Encarando o desenvolvedor

Ética no desenvolvimento

 

Mauro Sant’Anna

Algumas profissões são notórias por seus conflitos éticos. Um advogado pode ter como cliente um assaltante, um assassino ou criar contratos para beneficiar picaretas. Médicos frequentemente mentem a seus clientes - também chamados de “pacientes” - porque agüentam sem reclamar esse e outros desaforos. Ou então são tentados a indicar tratamentos caros e de benefícios duvidosos, mas que colocarão dinheiro em seus bolsos.

 

Tradicionalmente, não associamos esse tipo de dilema ético com o desenvolvimento de software, embora ele já exista, pelo menos como boato, há algum tempo. Por exemplo, dizem que na época da inflação alta um banco “se esquecia” de pagar os juros de “overnight” uma vez por mês. Ou que uma construtora de prédios residenciais escolhia todo o mês o índice de correção mais caro dentre os vários disponíveis (IGPM, INCC, IPC etc.) e o aplicava a todos os contratos, independentemente de que índice estava estipulado no contrato. Ou que certos softwares de emissão de notas fiscais faziam a “soma errada” de forma a sonegar impostos.

 

Nestes casos é fácil dizer que um crime estava sendo cometido e que o programador era pelo menos cúmplice e que deveria então responder por suas ações. Fazer esse tipo de coisa era claramente errado, tão errado como é hoje desenvolver um software de “phishing” com o objetivo de roubar senhas de home banking. Não há realmente muito “dilema” ético, visto que a linha da legalidade foi claramente cruzada. Seria como o advogado que leva um celular ao seu cliente preso ou o médico bêbado que mata sua paciente durante uma lipoaspiração.

 

No entanto, estão surgindo na informática situações onde as coisas não são tão claras assim. Um exemplo claro é a recente divulgação que uma grande multinacional do ramo de música estaria incluindo um “rootkit” como parte de um pacote de proteção contra cópia. (www.sysinternals.com/blog/2005/10/sony-rootkits-and-digital-rights.html). Segundo a enciclopédia on-line “Wikepedia” (www.wikipedia.org), um “rootkit” é um tipo de “spyware”, que “recolhe informações sobre o usuário, sobre seus costumes na Internet e transmite esta informação a uma entidade externa na Internet, sem o seu conhecimento e o seu consentimento.” Segundo alguns blogs, este tipo de coisa seria crime em várias jurisdições e o programador estaria sujeito à pena de prisão.

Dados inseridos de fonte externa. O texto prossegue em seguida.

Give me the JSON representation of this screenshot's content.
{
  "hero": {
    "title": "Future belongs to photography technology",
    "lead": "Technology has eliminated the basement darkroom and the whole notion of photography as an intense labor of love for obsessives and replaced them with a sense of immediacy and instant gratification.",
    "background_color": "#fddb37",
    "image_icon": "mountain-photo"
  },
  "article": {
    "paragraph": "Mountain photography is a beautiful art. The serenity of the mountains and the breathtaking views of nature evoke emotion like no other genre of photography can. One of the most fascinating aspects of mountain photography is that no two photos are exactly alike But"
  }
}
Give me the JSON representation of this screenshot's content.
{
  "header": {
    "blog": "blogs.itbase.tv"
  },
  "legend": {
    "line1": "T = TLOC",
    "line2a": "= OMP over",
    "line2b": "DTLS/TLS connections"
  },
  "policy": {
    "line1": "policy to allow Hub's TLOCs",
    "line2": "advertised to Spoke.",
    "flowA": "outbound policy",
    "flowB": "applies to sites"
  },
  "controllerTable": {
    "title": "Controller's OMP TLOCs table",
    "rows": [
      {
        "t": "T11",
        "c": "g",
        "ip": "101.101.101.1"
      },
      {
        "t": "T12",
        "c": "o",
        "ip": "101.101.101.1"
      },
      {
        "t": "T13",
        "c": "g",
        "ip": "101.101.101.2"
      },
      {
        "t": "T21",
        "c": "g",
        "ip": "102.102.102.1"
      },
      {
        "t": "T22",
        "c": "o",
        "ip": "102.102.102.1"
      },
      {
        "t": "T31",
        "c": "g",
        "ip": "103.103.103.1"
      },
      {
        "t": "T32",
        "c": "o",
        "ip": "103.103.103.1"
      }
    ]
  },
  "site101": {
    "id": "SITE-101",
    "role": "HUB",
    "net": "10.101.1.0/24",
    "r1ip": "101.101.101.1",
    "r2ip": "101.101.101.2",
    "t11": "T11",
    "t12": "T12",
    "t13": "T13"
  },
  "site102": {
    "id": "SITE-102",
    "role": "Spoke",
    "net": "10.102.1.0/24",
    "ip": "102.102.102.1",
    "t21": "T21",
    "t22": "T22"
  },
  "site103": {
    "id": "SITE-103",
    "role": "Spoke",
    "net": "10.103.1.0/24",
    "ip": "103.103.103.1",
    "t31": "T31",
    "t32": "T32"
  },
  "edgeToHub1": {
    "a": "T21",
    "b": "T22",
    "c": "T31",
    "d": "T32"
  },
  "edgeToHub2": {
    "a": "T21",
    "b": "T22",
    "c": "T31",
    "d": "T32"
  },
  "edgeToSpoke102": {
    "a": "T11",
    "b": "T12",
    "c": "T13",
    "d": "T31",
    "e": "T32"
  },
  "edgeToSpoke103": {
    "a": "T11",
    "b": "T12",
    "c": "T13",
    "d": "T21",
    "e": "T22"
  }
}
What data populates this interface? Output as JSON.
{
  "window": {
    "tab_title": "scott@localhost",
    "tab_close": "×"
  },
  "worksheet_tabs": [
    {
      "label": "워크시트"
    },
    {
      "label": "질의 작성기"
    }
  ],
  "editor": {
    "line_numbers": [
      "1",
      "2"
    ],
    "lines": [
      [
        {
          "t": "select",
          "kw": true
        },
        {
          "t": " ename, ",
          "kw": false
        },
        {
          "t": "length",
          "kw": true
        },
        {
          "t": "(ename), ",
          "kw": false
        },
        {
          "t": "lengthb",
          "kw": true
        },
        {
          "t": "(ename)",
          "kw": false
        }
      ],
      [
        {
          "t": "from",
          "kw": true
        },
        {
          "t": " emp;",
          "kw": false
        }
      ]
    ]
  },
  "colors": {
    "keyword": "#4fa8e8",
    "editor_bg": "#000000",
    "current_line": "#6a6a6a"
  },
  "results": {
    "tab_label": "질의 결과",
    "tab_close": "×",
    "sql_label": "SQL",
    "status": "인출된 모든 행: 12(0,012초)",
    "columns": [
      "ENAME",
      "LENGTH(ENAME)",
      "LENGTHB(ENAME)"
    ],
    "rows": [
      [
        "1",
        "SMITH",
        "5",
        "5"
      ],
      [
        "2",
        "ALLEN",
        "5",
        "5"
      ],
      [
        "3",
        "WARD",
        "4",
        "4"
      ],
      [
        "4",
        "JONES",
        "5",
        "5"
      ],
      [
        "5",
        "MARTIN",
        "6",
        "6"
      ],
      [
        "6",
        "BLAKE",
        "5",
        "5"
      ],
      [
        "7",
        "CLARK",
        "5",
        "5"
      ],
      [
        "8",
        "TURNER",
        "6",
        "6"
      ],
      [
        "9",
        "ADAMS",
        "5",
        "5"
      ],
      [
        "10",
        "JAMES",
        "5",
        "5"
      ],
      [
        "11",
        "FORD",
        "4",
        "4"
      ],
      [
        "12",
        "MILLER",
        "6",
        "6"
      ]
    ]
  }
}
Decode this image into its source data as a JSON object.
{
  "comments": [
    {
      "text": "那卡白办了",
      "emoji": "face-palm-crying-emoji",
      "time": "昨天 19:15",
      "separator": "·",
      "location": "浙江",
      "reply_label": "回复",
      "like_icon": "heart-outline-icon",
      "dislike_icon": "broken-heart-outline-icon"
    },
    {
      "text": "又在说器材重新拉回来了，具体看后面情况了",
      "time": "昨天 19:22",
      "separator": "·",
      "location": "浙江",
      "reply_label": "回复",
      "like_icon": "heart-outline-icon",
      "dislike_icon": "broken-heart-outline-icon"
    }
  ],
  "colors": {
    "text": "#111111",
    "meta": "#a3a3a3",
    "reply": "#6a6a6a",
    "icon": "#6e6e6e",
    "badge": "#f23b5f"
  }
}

Levando-se em conta que os executivos teriam advogados bem melhores que os programadores, é fácil imaginar quem ia acabar na cadeia por ter “desenvolvido programas criminosos e ainda por cima enganado os executivos da empresa”. Isto não livraria a empresa de pedidos de indenizações, mas livraria os diretores do xilindró.

 

Cada vez mais encontramos softwares supostamente legítimos e de empresas estabelecidas que fazem coisas altamente questionáveis, como por exemplo:

·         Instalar rootkits e softwares potencialmente prejudiciais, como mecanismo de proteção contra cópia;

·         Informar o que você fez no seu computador a um servidor central;

·         Funcionar usando a sua conexão Internet e o seu computador, sem que você seja diretamente beneficiado;

·         Ler o seu e-mail, armazenado nos servidores deles;

·         Consolidar todos os serviços em um único domínio (por exemplo “busca.empresa.com” e “mail.empresa.com” ao invés de “servico1.com” e “servico2.com”), de forma a manter na sua máquina um único “cookie mestre”, que informa com precisão o que você faz.

 

Se isso é feito por empresas “respeitáveis”, imagine então o que os bandidos estão fazendo! Podemos imaginar que daqui a pouco teremos verdadeiras guerras nos micros. Vejam algumas das possibilidades:

·         Um software faz um programa concorrente funcionar mal ou parar de funcionar;

·         Um software descobre informação a seu respeito (como que software você tem instalado, que sites você visita e o que você comprou on-line) de forma a enviar propagandas altamente “direcionadas”. Em uma época em que bandeja de avião e mictório masculino são considerados “mídia”, isso me parece bastante razoável;

 

Todas essas coisas são fatalmente feitas por desenvolvedores, que podem acabar na cadeia por isso! Se o seu chefe pede para você imprimir dinheiro na sua impressora, a ordem dele não é desculpa. Você é criminoso.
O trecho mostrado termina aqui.